We hear of two different types of processing systems in enterprises that process generated data. Business Intelligence systems provide functionality to generate reports, dashboards, information on demand which is typically historical in nature. Data Science or Data Analytics systems are more predictive in nature. They provide information on how to optimize processes, predictive modeling, forecasting, etc.
Data Scientists that are engaged in the craft have to perform a set of activities which are beyond just the technological systems.

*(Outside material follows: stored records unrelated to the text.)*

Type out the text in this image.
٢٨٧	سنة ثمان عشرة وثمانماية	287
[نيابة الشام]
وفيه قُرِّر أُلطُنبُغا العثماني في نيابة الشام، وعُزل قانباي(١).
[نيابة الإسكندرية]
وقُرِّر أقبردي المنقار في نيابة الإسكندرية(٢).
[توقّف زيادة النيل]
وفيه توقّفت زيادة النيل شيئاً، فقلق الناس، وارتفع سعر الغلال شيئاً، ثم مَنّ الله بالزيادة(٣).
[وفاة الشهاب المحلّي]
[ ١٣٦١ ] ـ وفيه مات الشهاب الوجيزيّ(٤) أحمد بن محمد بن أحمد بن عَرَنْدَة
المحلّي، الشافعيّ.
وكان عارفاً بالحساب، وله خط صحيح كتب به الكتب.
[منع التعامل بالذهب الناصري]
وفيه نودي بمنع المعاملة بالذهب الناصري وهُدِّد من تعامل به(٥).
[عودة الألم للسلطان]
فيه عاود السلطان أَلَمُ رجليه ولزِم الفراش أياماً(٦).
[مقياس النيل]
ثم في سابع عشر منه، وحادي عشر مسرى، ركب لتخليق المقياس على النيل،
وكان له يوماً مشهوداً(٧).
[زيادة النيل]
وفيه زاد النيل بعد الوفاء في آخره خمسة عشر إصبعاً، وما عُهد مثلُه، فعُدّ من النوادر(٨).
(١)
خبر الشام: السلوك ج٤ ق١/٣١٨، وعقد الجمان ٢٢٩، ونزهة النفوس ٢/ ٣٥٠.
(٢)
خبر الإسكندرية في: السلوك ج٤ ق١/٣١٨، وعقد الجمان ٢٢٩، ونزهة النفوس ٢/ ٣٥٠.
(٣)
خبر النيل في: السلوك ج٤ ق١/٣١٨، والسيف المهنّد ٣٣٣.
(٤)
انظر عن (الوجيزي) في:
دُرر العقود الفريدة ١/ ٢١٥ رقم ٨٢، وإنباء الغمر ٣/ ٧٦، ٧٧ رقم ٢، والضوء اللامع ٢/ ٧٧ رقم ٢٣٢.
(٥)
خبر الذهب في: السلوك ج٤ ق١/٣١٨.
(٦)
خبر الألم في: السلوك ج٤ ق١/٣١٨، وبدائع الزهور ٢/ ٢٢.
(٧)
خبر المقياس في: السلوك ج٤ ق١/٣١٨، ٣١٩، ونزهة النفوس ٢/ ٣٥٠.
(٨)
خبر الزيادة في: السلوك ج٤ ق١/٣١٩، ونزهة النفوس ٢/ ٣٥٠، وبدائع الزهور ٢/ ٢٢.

They need to one or more of the following.
- Understand Business Challenges and Questions
- Reframe these business challenges as analytical challenges
- Design Models and Techniques required
- Implement Models and Techniques
- Deploy the systems
- Develop insights
- Generate actionable recommendations
The skills that a data scientist needs to have is a combination of following skills.
- A flair for data -- hard to objectively define what it is, but if looking at numbers doesn't excite you, maybe you are not cut out to be a data scientist.
- Quantitative Skills -- Mathematics and Statistics
- Technical Skills -- These skills may vary from using software like SPSS, Programming in R to writing complicated data pipelines
- Critical Thinking -- It helps to be a skeptical mind if you want to be a data scientist.
- Communicative -- Since one of the functions of a data scientist is to bring together a broad set of skills to solve problems that may not be necessary in one person's domain, it helps if you get along with others and communicate clearly.